The common meeting is an integral part of everyday life for most workgroups. However, due to travel, time, or other constraints, people are often not able to attend all the meetings they need to. Teleconferencing and recording of meetings can address this problem. In this project we use a variety of capture devices (a novel 360º camera, a whiteboard camera, an overview camera, and a microphone array) to provide a rich experience for people who want to participate in a meeting from a distance.
During the research phase of this project these people contributed for creating the devices and technologies:
- Ross Cutler - at the time Researcher in Communication, Collaboration, and Multimedia Processing group in Microsoft Research. Later Ross Cutler become architect in the product team assigned to convert the technologies we designed into a product now called RoundTable device.
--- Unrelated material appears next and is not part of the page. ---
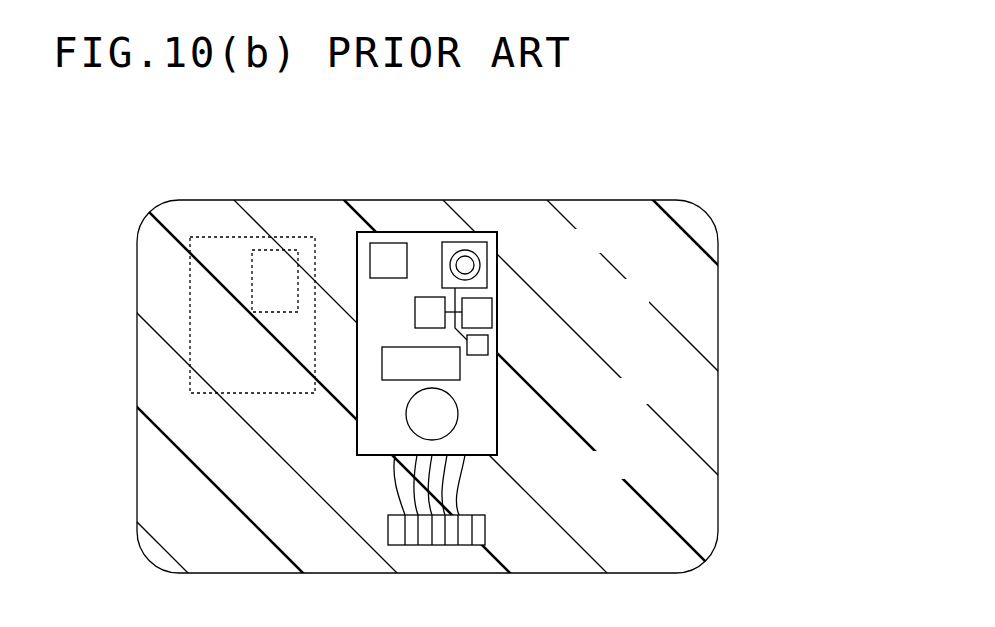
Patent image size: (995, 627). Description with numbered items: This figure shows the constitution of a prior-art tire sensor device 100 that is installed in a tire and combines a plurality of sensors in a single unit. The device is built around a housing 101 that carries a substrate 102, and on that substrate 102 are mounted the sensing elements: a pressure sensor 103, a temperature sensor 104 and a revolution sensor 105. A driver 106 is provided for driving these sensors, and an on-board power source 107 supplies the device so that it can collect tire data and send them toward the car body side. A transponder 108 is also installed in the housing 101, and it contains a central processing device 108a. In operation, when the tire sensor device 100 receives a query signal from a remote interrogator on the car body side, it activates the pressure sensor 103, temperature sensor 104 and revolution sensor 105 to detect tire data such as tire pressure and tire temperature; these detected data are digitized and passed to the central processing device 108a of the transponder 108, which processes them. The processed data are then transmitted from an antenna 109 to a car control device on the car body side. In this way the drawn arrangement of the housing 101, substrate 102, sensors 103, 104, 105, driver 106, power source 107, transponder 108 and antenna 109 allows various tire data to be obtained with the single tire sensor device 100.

- Anoop Gupta - at the time group manager of Communication, Collaboration, and Multimedia Processing group in Microsoft Research. Later Anoop Gupta became Corporate Vice President of Unified Communications division. One of the teams in his division was the RoundTable.
- Alex Colburn - RSDE in Communication, Collaboration, and Multimedia Processing group in Microsoft Research. Now Alex Colburn pursues his PhD degree in University of Washington.
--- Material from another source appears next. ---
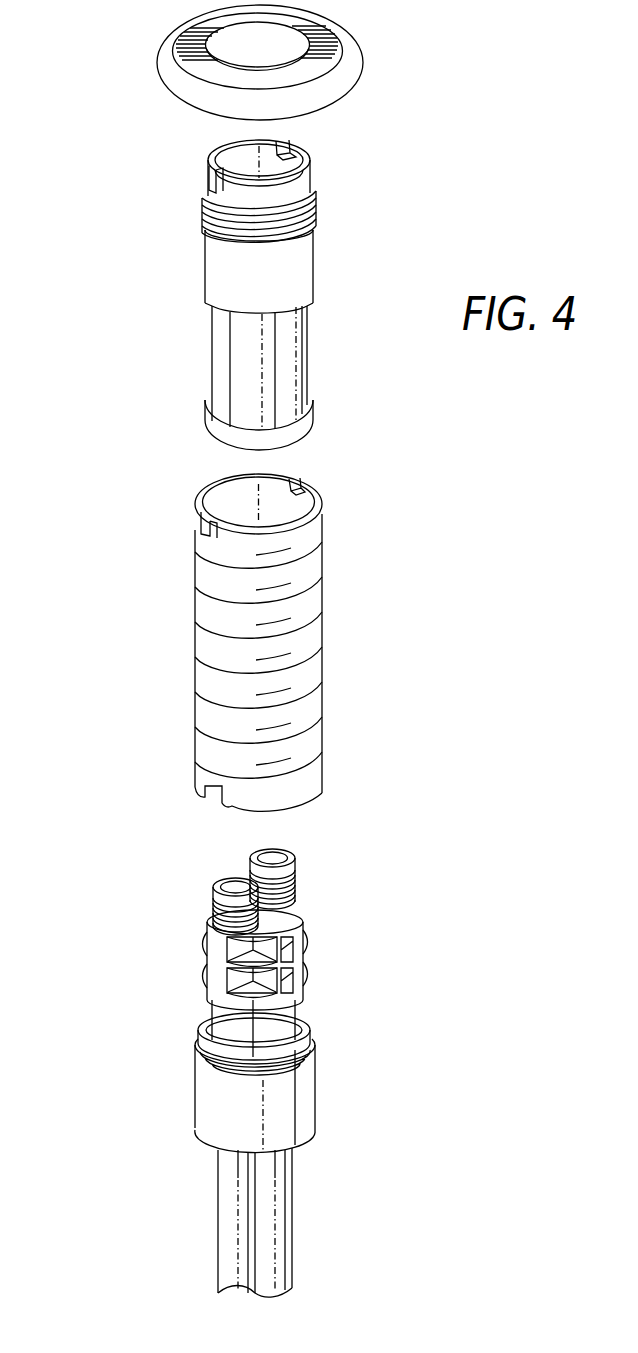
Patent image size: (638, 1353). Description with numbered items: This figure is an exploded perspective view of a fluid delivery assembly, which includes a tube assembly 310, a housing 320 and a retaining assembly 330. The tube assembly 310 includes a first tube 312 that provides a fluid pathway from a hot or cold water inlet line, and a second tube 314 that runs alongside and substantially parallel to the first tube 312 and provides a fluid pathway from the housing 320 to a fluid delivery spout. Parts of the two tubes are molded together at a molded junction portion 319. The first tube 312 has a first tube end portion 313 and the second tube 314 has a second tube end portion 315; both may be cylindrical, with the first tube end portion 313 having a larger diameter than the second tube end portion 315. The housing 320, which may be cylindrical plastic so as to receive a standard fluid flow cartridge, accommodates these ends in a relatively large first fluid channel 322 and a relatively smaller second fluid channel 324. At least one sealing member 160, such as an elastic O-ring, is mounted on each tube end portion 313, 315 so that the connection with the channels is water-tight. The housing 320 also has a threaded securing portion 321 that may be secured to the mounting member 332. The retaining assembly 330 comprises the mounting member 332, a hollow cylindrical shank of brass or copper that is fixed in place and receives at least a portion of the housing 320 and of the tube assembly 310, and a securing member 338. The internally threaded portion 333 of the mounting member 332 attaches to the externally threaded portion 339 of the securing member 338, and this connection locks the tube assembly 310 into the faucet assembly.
Meetings are part of everyday life of each workgroup. Due to location or time constrains capturing, recording, broadcasting, and analyzing meetings is important to keep members of the group updated, engaged, and productive even when they can’t meet face to face. In this project we designed capturing devices and processing technologies to provide better meeting experience for remote participants.
The project was initiated in 2001 in the Communication, Collaboration, and Multimedia Processing group in Microsoft Research with Anoop Gupta as group manager. Later Anoop Gupta toke the position of Bill Gates technical assistant and the research group was merged with Signal Processing Group in Microsoft Research with group manager Rico Malvar. The new name of the research group was Communication, Collaboration and Signal Processing.
Around 2003 a decision was made to convert the technologies, designed during this project, into Microsoft product. Ross Cutler left Microsoft Research to become architect of the new team. Microsoft researchers continued to help the product team. Three years later the product was named RoundTable and deployed for evaluation in most of the conference rooms in Microsoft. Now it is available for our customers and is the default client for Microsoft LiveMeeting and Microsoft Office Communicator. More information for this product can be found here. See Bill Gates and Jeff Rikes introducing the new product on CNN here.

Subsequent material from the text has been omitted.